The problem with any deal, no matter how the map is carved up, is that it’s likely to only be a temporary fix, Oliker said, raising the possibility of more conflict down the line: “The Russians are going to walk away from that kind of a deal thinking, ‘We’re going to come back and fix this later. The Ukrainians will too.’”
What We’re Following Today
Austin convenes Ukraine meeting. Austin convenes a diverse group of defense leaders, formally known as the Ukraine Defense Consultative Group, at the U.S. Air Force base in Ramstein-Miesenbach, Germany, today. According to documents reviewed by Breaking Defense, the invite list included 43 countries, including non-NATO members Israel, Kenya, and Japan.

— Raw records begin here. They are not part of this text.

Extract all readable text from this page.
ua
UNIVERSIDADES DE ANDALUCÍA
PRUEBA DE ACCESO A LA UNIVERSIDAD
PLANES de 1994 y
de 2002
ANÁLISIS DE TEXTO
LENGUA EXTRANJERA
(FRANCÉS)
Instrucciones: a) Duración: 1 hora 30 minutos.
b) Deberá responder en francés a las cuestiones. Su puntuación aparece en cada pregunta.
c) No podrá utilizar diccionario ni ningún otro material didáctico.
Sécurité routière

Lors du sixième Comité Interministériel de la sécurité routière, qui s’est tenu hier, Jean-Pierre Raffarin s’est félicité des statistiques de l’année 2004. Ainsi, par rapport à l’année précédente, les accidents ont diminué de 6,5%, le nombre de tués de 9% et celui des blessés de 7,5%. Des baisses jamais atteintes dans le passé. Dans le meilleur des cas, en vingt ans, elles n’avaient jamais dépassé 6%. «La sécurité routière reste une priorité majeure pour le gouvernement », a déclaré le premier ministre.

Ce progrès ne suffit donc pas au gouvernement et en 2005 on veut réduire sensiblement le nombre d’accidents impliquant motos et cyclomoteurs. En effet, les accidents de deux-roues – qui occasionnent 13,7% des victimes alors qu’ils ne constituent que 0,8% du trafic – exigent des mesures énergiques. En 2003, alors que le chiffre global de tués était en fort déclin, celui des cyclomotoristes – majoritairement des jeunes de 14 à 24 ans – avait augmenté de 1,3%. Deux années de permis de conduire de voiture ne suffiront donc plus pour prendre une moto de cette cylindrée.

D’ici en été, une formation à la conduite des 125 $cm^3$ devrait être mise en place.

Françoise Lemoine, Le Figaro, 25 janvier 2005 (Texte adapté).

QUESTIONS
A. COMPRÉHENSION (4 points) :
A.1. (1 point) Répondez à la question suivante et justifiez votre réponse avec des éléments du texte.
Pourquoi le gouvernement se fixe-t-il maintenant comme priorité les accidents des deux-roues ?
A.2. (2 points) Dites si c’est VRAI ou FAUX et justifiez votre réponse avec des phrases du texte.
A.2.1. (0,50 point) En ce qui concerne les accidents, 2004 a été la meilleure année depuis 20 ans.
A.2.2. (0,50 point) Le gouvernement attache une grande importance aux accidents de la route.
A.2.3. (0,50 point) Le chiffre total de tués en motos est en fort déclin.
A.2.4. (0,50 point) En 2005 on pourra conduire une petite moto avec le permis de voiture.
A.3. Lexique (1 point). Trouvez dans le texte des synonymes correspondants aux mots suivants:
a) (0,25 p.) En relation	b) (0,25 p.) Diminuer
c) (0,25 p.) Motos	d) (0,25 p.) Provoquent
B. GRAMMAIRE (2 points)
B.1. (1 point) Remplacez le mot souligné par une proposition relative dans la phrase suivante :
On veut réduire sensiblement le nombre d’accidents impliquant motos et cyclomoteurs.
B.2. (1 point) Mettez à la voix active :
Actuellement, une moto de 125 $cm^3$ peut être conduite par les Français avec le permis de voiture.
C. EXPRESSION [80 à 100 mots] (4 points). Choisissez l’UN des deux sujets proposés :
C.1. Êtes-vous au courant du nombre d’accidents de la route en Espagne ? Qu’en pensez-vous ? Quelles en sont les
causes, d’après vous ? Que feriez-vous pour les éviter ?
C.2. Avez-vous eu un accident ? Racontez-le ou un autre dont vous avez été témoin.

U.N. procedures under scrutiny. Permanent U.N. Security Council members will be asked to justify their use of vetoes if a draft resolution brought forward by Liechtenstein passes a U.N. General Assembly vote today. The draft resolution is co-sponsored by 50 nations, including the United States, but not by any of the other four permanent council members: Russia, China, France, and the United Kingdom. The move is seen as a tactic to pressure Russia, which has used the veto more than any other permanent council member.
If the measure passes, the assembly will convene “within 10 working days of the casting of a veto by one or more permanent members of the Security Council, to hold a debate on the situation as to which the veto was cast,” according to draft text seen by AFP.
Keep an Eye On
The world’s military spending. Global military expenditure passed the $2 trillion mark for the first time in 2021, according to new figures released by the Stockholm International Peace Research Institute on Monday. The $2.1 trillion figure represents a 0.7 percent increase on the previous year. The United States remains the largest military spender worldwide, contributing to 38 percent of the global total.
NATO’s newest members? Sweden and Finland will submit simultaneous applications to join the NATO alliance as soon as the middle of May, according to reports in local media. As FP’s Robbie Gramer reported on Friday, the two countries can expect an easy but not instant entrance process, with all 30 current NATO members needing to approve the move.